Un libro a doppia lettura, diviso in due parti, che parla di universi paralleli e di storie alternative. Il genere è un ibrido tra thriller, con bagliori di horror e lampi di fantascienza, che sconfinano nel cosiddetto filone dell’ Ucronia, in quelle vicende ambientate cioè in un mondo diverso dal nostro e dove la Storia si è biforcata, prendendo tutta un’altra direzione.
Nella prima parte del romanzo, ambientata nel 1958, l’imminente compleanno di Adolf Hitler scatena, secondo la propaganda di regime, la ricerca serrata di quello che è considerato l’ultimo ebreo, da offrire al capo supremo come regalo, dopo che in tutto il mondo l’obiettivo di sterminare la razza di Abramo è stato portato a compimento.
Straniante è l’ambientazione: le squadre delle SS pattugliano le strade di Berlino, bandiere con la svastica sventolano dai palazzi e il ritratto del Fuhrer troneggia in ogni vetrina di negozio e su tutti i muri, anche quelli domestici.
Due personaggi principali si fronteggiano, la preda, l’emigrato italiano Renzo Renna, operaio specializzato e integrato anche sentimentalmente in suolo tedesco, e il cacciatore, il maggiore Kurt Konig, indiscusso capo degli esecutori di ebrei in tutto il mondo e sanguinosamente letale, come da prassi. La caccia inizia durante il censimento della popolazione razza ariana, quando Renna riesce a sfuggire alla visita medica che, per la circoncisione, ne avrebbe rivelato la natura. Da qui prende il via una rocambolesca caccia all’uomo da Berlino fino a Roma, in un inseguimento serrante e senza fiato, assai ben descritto dall’autore, che lascia sul campo sentimenti e convinzioni, vecchie amicizie e nuovi amori, fino all’inaspettato colpo di scena finale.

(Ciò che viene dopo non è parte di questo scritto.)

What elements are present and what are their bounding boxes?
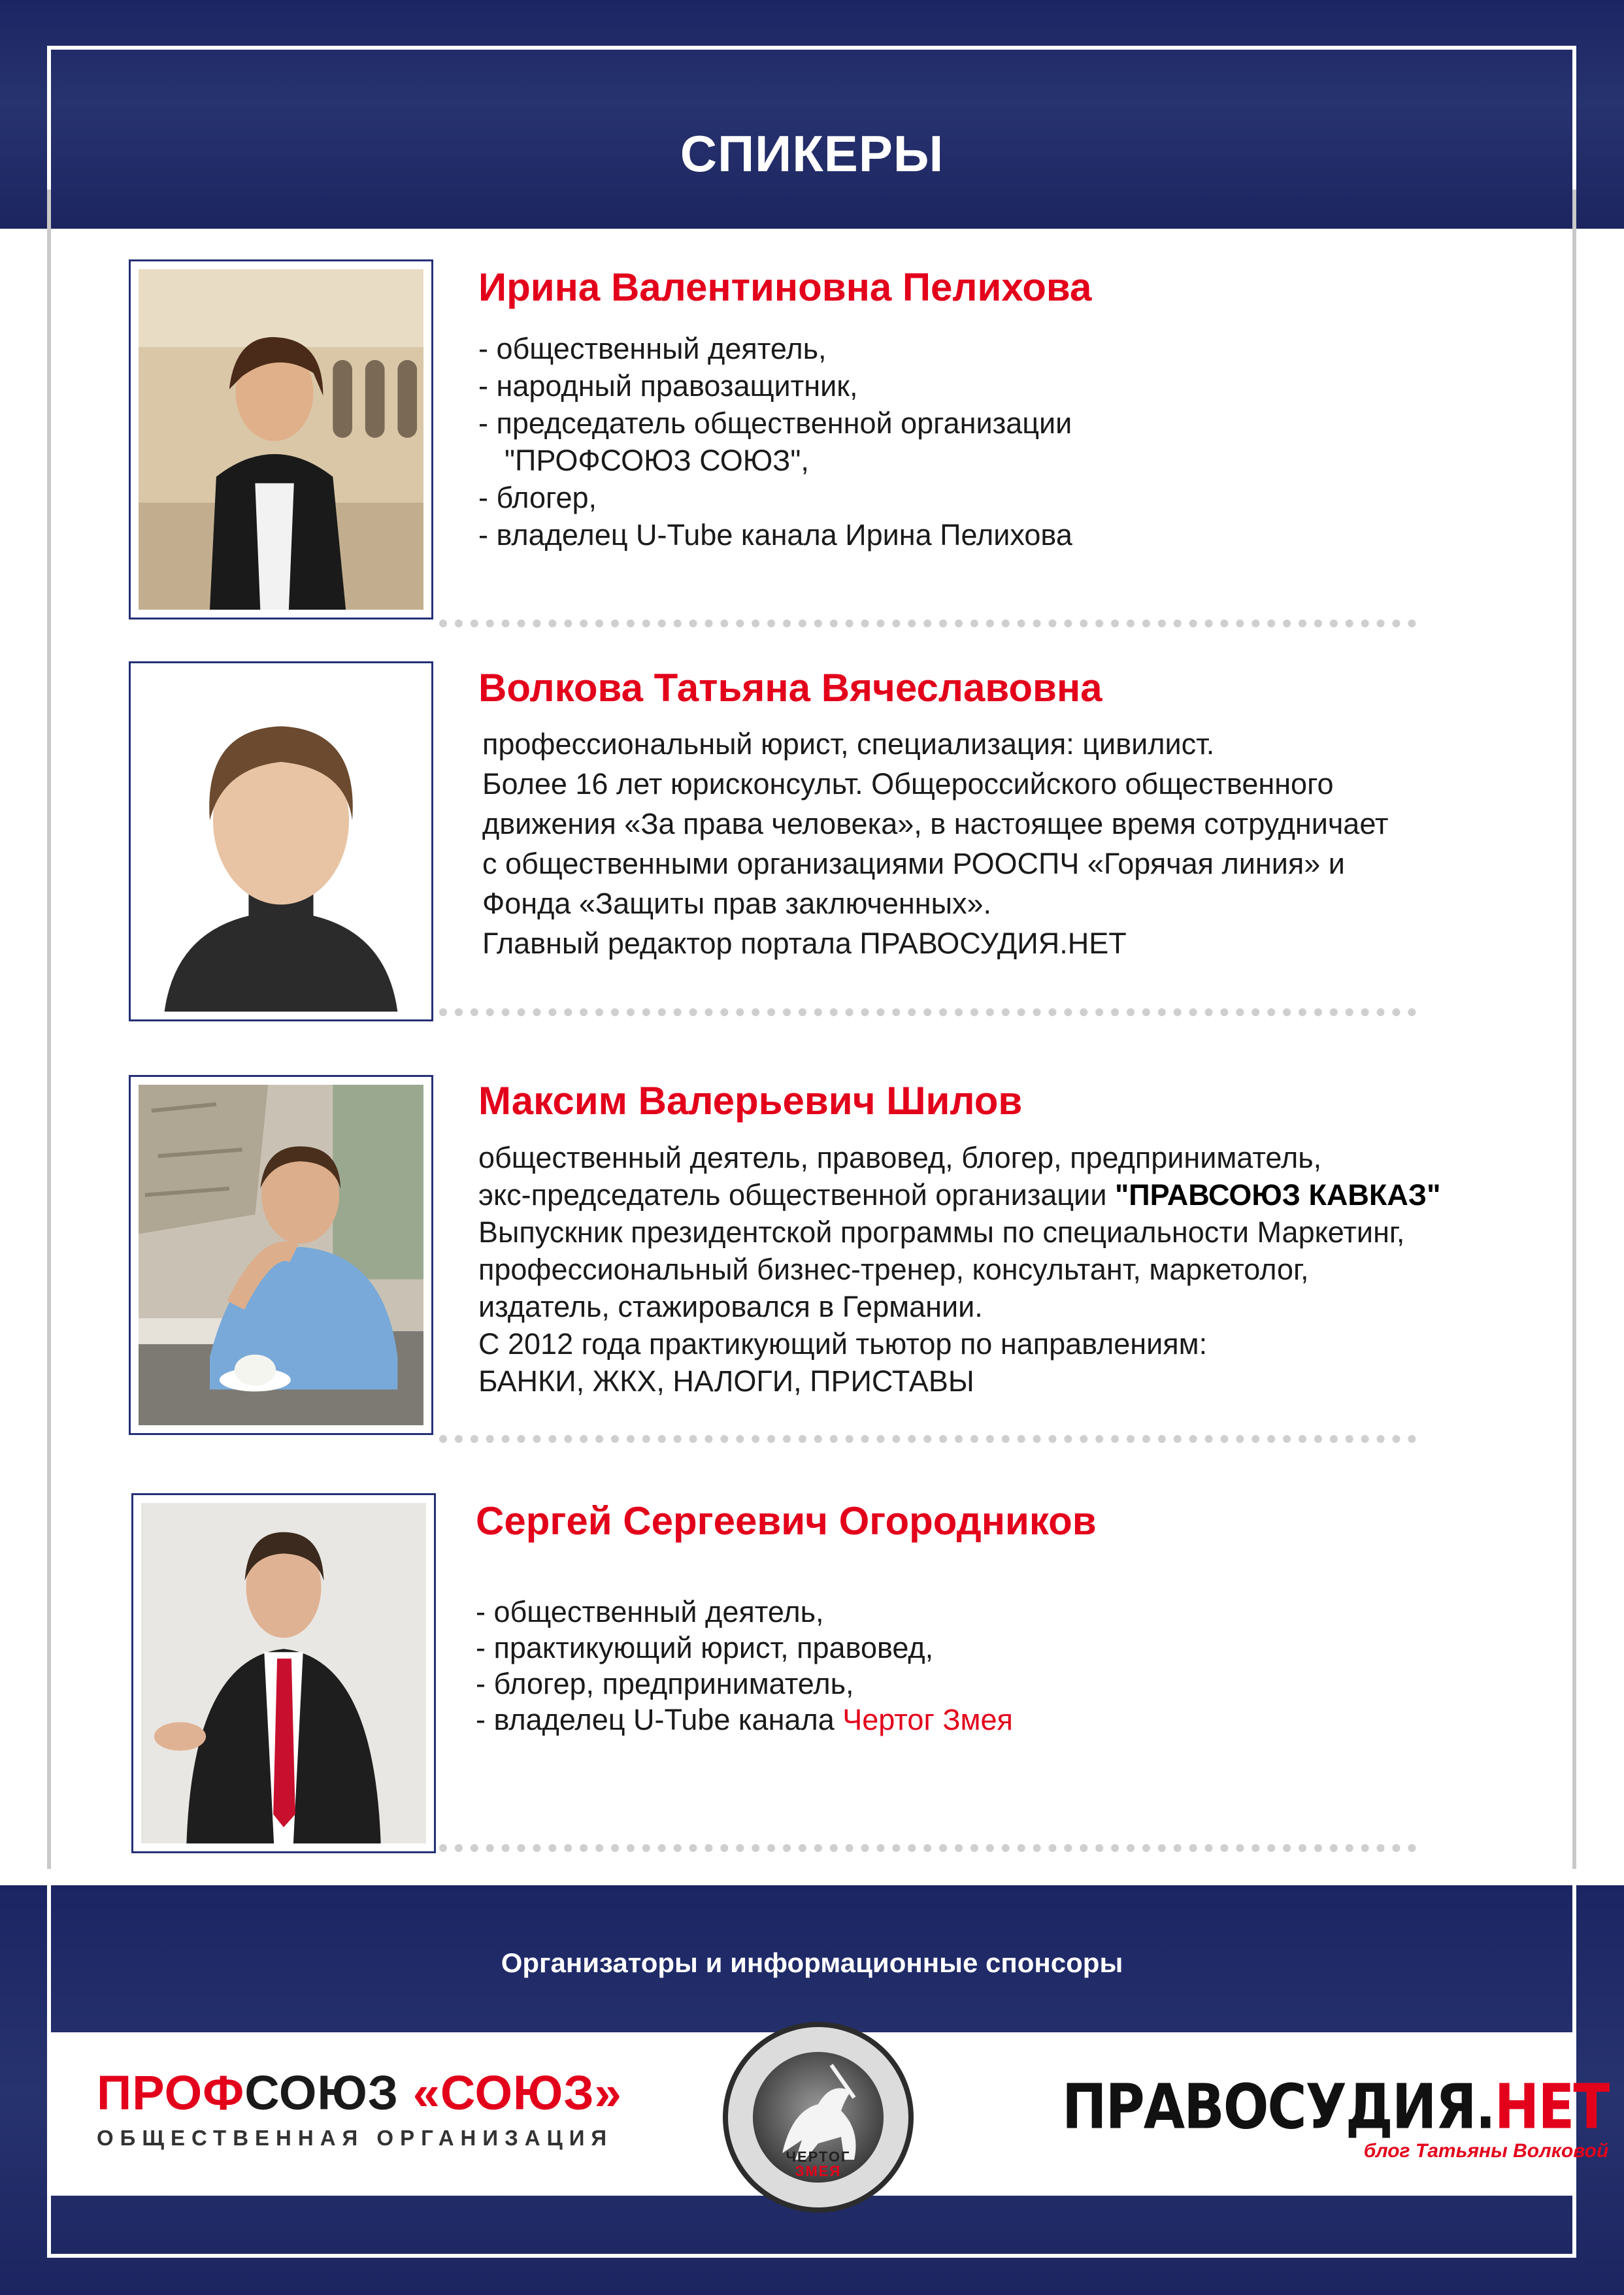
section-divider <box>439 1435 1416 1443</box>
sponsors-caption: Организаторы и информационные спонсоры <box>501 1947 1123 1978</box>
speaker-photo <box>129 1075 433 1435</box>
section-divider <box>439 619 1416 627</box>
pravosudiya-net-logo: ПРАВОСУДИЯ.НЕТ блог Татьяны Волковой <box>1062 2072 1609 2162</box>
speaker-photo <box>129 259 433 619</box>
chertog-zmeya-seal-logo: ЧЕРТОГ ЗМЕЯ <box>720 2019 916 2215</box>
speaker-name: Максим Валерьевич Шилов <box>478 1079 1023 1123</box>
speaker-name: Сергей Сергеевич Огородников <box>476 1499 1097 1543</box>
profsoyuz-logo: ПРОФСОЮЗ «СОЮЗ» ОБЩЕСТВЕННАЯ ОРГАНИЗАЦИЯ <box>97 2066 622 2150</box>
section-divider <box>439 1844 1416 1852</box>
page-title: СПИКЕРЫ <box>680 125 944 182</box>
channel-link[interactable]: Чертог Змея <box>842 1703 1013 1736</box>
speaker-description: общественный деятель, правовед, блогер, предприниматель, экс-председатель общественной организации "ПРАВСОЮЗ КАВКАЗ" Выпускник президентской программы по специальности Маркетинг, профессиональный бизнес-тренер, консультант, маркетолог, издатель, стажировался в Германии. С 2012 года практикующий тьютор по направлениям: БАНКИ, ЖКХ, НАЛОГИ, ПРИСТАВЫ <box>478 1141 1441 1398</box>
frame-left-line <box>47 190 51 1869</box>
speaker-name: Волкова Татьяна Вячеславовна <box>478 666 1102 710</box>
speaker-name: Ирина Валентиновна Пелихова <box>478 265 1092 309</box>
speaker-photo <box>129 661 433 1021</box>
speaker-description: профессиональный юрист, специализация: цивилист. Более 16 лет юрисконсульт. Общероссийского общественного движения «За права человека», в настоящее время сотрудничает с общественными организациями РООСПЧ «Горячая линия» и Фонда «Защиты прав заключенных». Главный редактор портала ПРАВОСУДИЯ.НЕТ <box>482 727 1389 960</box>
frame-right-line <box>1572 190 1576 1869</box>
section-divider <box>439 1008 1416 1016</box>
speaker-description: - общественный деятель, - практикующий юрист, правовед, - блогер, предприниматель, - владелец U-Tube канала Чертог Змея <box>476 1595 1013 1736</box>
speaker-photo <box>131 1493 436 1853</box>
speaker-description: - общественный деятель, - народный правозащитник, - председатель общественной организации "ПРОФСОЮЗ СОЮЗ", - блогер, - владелец U-Tube канала Ирина Пелихова <box>478 332 1072 552</box>
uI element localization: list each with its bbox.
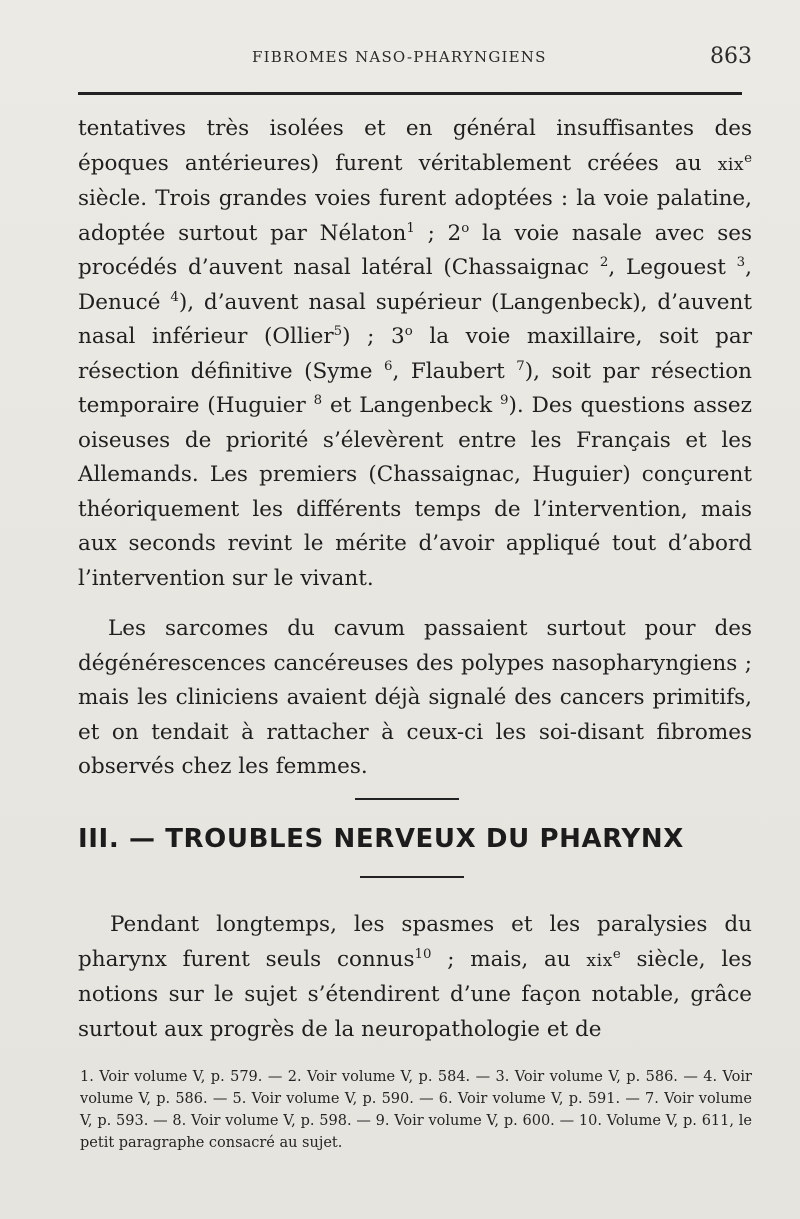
- footnote-ref: 6: [384, 358, 393, 374]
- footnote-ref: 4: [170, 289, 179, 305]
- paragraph-text: ), soit par résection temporaire (Huguier: [78, 358, 752, 418]
- century-superscript: e: [612, 946, 621, 962]
- paragraph-text: ) ; 3: [342, 324, 405, 349]
- paragraph-text: la voie maxillaire, soit par résection définitive (Syme: [78, 324, 752, 384]
- footnote-ref: 1: [406, 220, 415, 236]
- century-superscript: e: [744, 150, 752, 166]
- paragraph-text: ; 2: [414, 220, 462, 246]
- paragraph-text: ). Des questions assez oiseuses de priorité s’élevèrent entre les Français et les Allemands. Les premiers (Chassaignac, Huguier) conçurent théoriquement les différents temps de l’intervention, mais aux seconds revint le mérite d’avoir appliqué tout d’abord l’intervention sur le vivant.: [78, 393, 752, 591]
- page-number: 863: [710, 44, 752, 69]
- footnote-ref: 2: [599, 255, 609, 271]
- paragraph-text: tentatives très isolées et en général insuffisantes des époques antérieures) furent véritablement créées au: [78, 116, 752, 176]
- paragraph-text: la voie nasale avec ses procédés d’auvent nasal latéral (Chassaignac: [78, 220, 752, 280]
- section-divider-bottom: [360, 876, 464, 878]
- footnotes: 1. Voir volume V, p. 579. — 2. Voir volume V, p. 584. — 3. Voir volume V, p. 586. — 4. Voir volume V, p. 586. — 5. Voir volume V, p. 590. — 6. Voir volume V, p. 591. — 7. Voir volume V, p. 593. — 8. Voir volume V, p. 598. — 9. Voir volume V, p. 600. — 10. Volume V, p. 611, le petit paragraphe consacré au sujet.: [80, 1069, 752, 1151]
- century-numeral: xix: [586, 950, 613, 971]
- section-divider-top: [355, 798, 459, 800]
- footnote-ref: 7: [516, 358, 525, 374]
- paragraph-text: , Legouest: [608, 255, 737, 280]
- paragraph-text: Pendant longtemps, les spasmes et les paralysies du pharynx furent seuls connus: [78, 912, 752, 972]
- paragraph-text: , Denucé: [78, 255, 752, 315]
- section-heading: III. — TROUBLES NERVEUX DU PHARYNX: [78, 824, 684, 854]
- running-head: [78, 44, 752, 72]
- footnote-ref: 8: [313, 393, 323, 409]
- century-numeral: xix: [717, 154, 745, 175]
- paragraph-sarcomas: Les sarcomes du cavum passaient surtout pour des dégénérescences cancéreuses des polypes nasopharyngiens ; mais les cliniciens avaient déjà signalé des cancers primitifs, et on tendait à rattacher à ceux-ci les soi-disant fibromes observés chez les femmes.: [78, 616, 752, 779]
- footnote-ref: 5: [333, 324, 343, 340]
- footnote-ref: 9: [500, 393, 509, 409]
- ordinal-mark: o: [461, 220, 470, 236]
- footnote-ref: 3: [736, 255, 746, 271]
- paragraph-nervous-disorders: [78, 908, 752, 1047]
- paragraph-text: , Flaubert: [392, 358, 517, 384]
- paragraph-text: siècle. Trois grandes voies furent adoptées : la voie palatine, adoptée surtout par Nélaton: [78, 186, 752, 246]
- paragraph-text: ; mais, au: [431, 946, 587, 972]
- paragraph-text: et Langenbeck: [322, 393, 500, 418]
- ordinal-mark: o: [404, 324, 413, 340]
- header-rule: [78, 92, 742, 95]
- footnote-ref: 10: [414, 946, 432, 962]
- paragraph-surgical-approaches: [78, 112, 752, 596]
- running-title: FIBROMES NASO-PHARYNGIENS: [252, 48, 547, 66]
- paragraph-text: siècle, les notions sur le sujet s’étendirent d’une façon notable, grâce surtout aux progrès de la neuropathologie et de: [78, 946, 752, 1042]
- paragraph-text: ), d’auvent nasal supérieur (Langenbeck), d’auvent nasal inférieur (Ollier: [78, 289, 752, 349]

Ambientata ai giorni nostri, anche se idealmente collegata alla prima parte per tematica e riferimenti, è la seconda – intitolata “Sotto la casa” – più articolata di personaggi e di voci, che raccontano singolarmente l’occupazione da parte dei membri del centro sociale Marcos e di due giornaliste d’assalto di Casa Conchiglia, un vecchio e periferico rudere abbandonato e prossimo alla demolizione, dalla sinistra fama di roccaforte nazista durante l’occupazione di Roma e sospetto teatro di crimini e torture. Qui lo stile di Scanner si fa più cupo e alienante, in una tensione crescente riga dopo riga e un ritmo fin troppo turbinoso e terrificante.
Inquietante è il finale, che sembra ammonirci sul sempre presente pericolo del fanatismo ideologico e della sua perversa fascinazione. Altro che Ucronia.